労働安全衛生法の事業場の安全又は衛生に関する改善措置等について学習します。
本試験対策として、それほど問われる部分ではありません。「特別安全衛生改善計画」というものがある、厚生労働大臣はそれを作成し、事業者や労働者はそれを守る必要があるといった点をおさえておきましょう。
特別安全衛生改善計画
厚生労働大臣は、重大な労働災害が発生した場合において、重大な労働災害の再発を防止するため必要がある場合として厚生労働省令で定める場合に該当すると認めるときは、厚生労働省令で定めるところにより、事業者に対し、その事業場の安全又は衛生に関する改善計画(以下「特別安全衛生改善計画」という。)を作成し、これを厚生労働大臣に提出すべきことを指示することができる(78条1項)。
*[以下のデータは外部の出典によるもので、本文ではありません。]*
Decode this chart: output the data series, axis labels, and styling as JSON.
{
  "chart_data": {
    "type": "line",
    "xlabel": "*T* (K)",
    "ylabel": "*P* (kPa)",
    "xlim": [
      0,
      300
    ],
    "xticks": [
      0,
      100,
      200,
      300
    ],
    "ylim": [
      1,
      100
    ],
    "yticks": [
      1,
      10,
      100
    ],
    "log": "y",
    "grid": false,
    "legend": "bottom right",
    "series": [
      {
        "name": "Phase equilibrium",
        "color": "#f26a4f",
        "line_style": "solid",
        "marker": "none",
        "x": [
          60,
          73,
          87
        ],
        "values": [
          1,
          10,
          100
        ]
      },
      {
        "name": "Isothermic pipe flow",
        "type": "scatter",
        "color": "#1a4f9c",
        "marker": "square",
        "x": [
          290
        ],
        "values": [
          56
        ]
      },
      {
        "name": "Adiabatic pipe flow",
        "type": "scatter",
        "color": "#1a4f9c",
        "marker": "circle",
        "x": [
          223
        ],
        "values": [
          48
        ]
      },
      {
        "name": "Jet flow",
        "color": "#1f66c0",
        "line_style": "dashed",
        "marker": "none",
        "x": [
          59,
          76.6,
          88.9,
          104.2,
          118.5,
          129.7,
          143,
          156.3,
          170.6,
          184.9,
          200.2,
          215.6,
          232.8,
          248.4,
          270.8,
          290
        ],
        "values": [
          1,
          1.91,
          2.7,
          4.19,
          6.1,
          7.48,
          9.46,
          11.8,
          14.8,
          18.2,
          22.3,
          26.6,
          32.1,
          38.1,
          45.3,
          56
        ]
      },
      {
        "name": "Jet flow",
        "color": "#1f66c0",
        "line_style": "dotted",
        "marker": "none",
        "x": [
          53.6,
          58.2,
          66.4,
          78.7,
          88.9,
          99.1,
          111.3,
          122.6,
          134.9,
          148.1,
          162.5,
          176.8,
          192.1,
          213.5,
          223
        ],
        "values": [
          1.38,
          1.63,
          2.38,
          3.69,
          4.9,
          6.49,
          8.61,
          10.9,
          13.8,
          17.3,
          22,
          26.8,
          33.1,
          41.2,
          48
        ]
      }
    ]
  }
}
事業者は、特別安全衛生改善計画を作成しようとする場合には、当該事業場に労働者の過半数で組織する労働組合があるときにおいてはその労働組合、労働者の過半数で組織する労働組合がないときにおいては労働者の過半数を代表する者の意見を聴かなければならない(78条2項)。
事業者及びその労働者は、特別安全衛生改善計画を守らなければならない(78条3項)。
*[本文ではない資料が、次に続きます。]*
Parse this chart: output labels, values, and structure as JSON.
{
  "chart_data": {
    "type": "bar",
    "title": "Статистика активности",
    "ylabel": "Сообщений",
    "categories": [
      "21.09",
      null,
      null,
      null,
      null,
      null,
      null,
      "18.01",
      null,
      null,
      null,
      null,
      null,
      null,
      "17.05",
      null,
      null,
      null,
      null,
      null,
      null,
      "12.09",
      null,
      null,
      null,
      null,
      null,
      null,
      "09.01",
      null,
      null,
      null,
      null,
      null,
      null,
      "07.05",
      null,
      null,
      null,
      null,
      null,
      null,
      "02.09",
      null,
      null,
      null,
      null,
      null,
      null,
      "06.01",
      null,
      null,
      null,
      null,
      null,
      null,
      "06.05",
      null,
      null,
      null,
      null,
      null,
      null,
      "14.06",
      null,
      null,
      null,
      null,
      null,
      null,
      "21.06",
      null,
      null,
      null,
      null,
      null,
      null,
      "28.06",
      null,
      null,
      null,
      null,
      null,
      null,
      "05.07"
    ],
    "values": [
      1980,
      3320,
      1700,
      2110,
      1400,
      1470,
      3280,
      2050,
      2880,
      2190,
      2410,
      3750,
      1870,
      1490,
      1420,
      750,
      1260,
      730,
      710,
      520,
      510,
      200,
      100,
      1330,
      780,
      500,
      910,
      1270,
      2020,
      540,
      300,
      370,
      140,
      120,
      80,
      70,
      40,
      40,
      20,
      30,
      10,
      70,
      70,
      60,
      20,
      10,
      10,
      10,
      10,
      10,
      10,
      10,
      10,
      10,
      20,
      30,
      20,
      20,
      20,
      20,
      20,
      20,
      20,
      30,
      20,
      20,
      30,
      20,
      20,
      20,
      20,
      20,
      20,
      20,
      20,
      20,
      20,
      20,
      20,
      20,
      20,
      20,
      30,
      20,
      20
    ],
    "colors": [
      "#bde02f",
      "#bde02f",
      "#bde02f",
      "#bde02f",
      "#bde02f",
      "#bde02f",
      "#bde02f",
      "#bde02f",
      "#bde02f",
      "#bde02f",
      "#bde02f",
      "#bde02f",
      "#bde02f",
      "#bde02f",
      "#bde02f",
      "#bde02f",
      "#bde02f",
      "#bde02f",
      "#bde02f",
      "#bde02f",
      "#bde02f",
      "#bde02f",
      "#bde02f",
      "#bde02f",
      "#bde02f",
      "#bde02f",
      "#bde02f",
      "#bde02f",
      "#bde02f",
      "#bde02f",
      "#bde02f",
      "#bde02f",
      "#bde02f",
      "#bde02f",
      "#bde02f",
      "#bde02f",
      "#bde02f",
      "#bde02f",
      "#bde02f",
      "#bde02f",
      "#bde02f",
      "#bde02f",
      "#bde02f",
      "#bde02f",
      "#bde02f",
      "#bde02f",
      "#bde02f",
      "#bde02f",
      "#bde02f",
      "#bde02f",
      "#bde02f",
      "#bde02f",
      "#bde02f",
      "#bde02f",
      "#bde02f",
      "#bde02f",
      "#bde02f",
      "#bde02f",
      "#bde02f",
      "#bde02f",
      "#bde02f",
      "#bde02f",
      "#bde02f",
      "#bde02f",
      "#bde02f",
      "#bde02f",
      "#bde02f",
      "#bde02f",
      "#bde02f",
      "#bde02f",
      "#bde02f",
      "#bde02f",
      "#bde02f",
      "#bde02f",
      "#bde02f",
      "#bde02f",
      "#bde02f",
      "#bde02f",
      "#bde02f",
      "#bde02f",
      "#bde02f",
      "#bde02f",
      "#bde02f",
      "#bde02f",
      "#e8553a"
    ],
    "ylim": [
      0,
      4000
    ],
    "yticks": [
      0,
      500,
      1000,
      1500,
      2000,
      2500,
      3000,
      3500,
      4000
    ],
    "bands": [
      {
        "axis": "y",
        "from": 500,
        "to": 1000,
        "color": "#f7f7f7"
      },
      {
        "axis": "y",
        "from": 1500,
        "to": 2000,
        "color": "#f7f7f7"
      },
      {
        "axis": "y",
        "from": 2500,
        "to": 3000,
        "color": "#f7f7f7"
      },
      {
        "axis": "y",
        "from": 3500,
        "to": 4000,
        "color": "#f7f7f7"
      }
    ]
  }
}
厚生労働大臣は、特別安全衛生改善計画が重大な労働災害の再発の防止を図る上で適切でないと認めるときは、厚生労働省令で定めるところにより、事業者に対し、当該特別安全衛生改善計画を変更すべきことを指示することができる(78条4項)。
厚生労働大臣は、指示を受けた事業者がその指示に従わなかった場合又は特別安全衛生改善計画を作成した事業者が当該特別安全衛生改善計画を守っていないと認める場合において、重大な労働災害が再発するおそれがあると認めるときは、当該事業者に対し、重大な労働災害の再発の防止に関し必要な措置をとるべきことを勧告することができる(78条5項)。
厚生労働大臣は、勧告を受けた事業者がこれに従わなかったときは、その旨を公表することができる(78条6項)。